This is a wonderful comic novel, brilliantly written and laugh-out-loud funny in places. I recommend it wholeheartedly, even though it's not the sort of thing I'd usually read.
The narrator is a sixteen-year old girl, and though I am sure that young people would love the book, it is an adult book, don't worry about that. There is stuff in it about funeral parlours, drug-taking, transvestism, mental illness, shoplifting and vandalism, so it's hardly mainstream. Perhaps that's why a couple of reviewers here didn't like it. But if Glazebrook wanted to write a best seller, she could do so tomorrow, in my opinion, because the story has pace and vivid characters and leaps off the page.
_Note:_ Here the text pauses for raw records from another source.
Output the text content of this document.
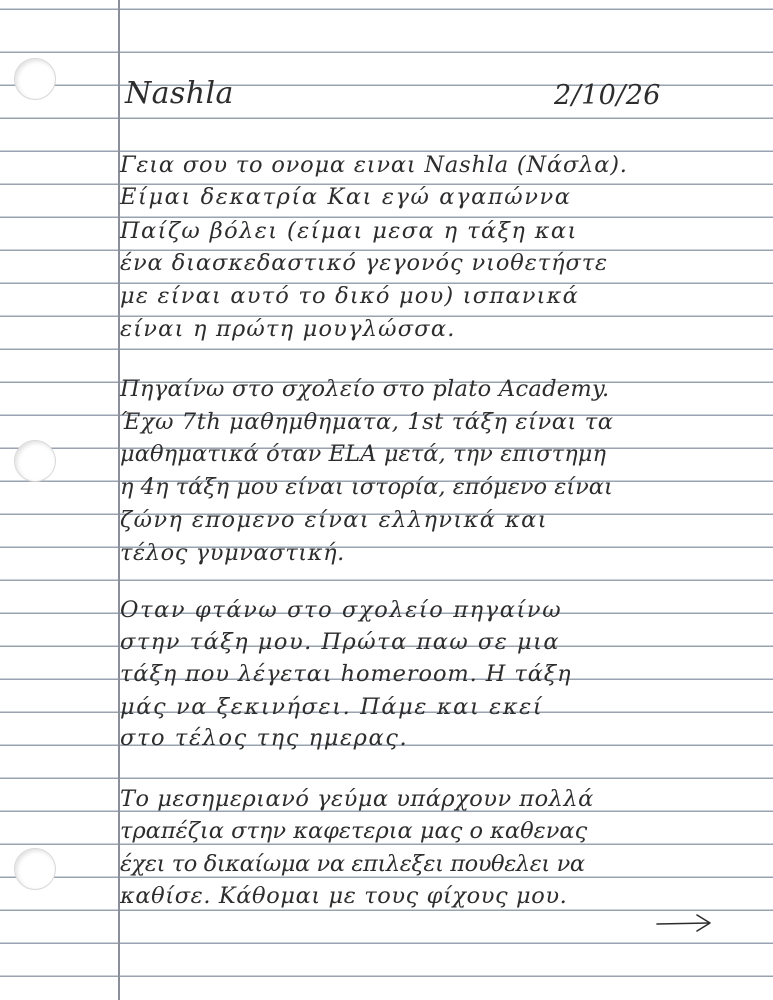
Nashla	2/10/26

Γεια σου το ονομα ειναι Nashla (Νάσλα).

Είμαι δεκατρία Και εγώ αγαπώννα

Παίζω βόλει (είμαι μεσα η τάξη και

ένα διασκεδαστικό γεγονός νιοθετήστε

με είναι αυτό το δικό μου) ισπανικά

είναι η πρώτη μουγλώσσα.

Πηγαίνω στο σχολείο στο plato Academy.

Έχω 7th μαθημθηματα, 1st τάξη είναι τα

μαθηματικά όταν ELA μετά, την επιστημη

η 4η τάξη μου είναι ιστορία, επόμενο είναι

ζώνη επομενο είναι ελληνικά και

τέλος γυμναστική.

Οταν φτάνω στο σχολείο πηγαίνω

στην τάξη μου. Πρώτα παω σε μια

τάξη που λέγεται homeroom. Η τάξη

μάς να ξεκινήσει. Πάμε και εκεί

στο τέλος της ημερας.

Το μεσημεριανό γεύμα υπάρχουν πολλά

τραπέζια στην καφετερια μας ο καθενας

έχει το δικαίωμα να επιλεξει πουθελει να

καθίσε. Κάθομαι με τους φίχους μου.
Only a gifted writer can make a book do that.
I suppose that the Madolescents is in the tradition of the working-class, slangy, dialect novel, but it's far the best of that genre that I have read. There are more Geordie slang words per page than you'd hear up Bigg Market, but they didn't hold me up (and I am from Cornwall). And bouncing around among the slang are metaphors and similes to die for. Boy, can this author write visually - it's a rare gift:
"[He] makes a steeple with his hands. They're white and wrinkly, like tripe."
"Ash unbuttons his shirt and slips it off, revealing a goldy brown body, totally smooth and hairless, with copper-coloured nipples like rivets on 501s."
"Filthy's snoring like an elephant with catarrh."
It's a joy to find a writer who can knock off lines like that. And she does it on every page.
What's really wonderful and surprising is that the Madolescents, unlike most "working-class" novels, is never depressing (not to me, anyway), despite the in-your-face subject matter. In that respect Glazebrook reminds me of Steven Berkoff - the grosser Berkoff gets, the funnier he is: same with Glazebrook.
This is an absolute gem, this book. Don't hesitate.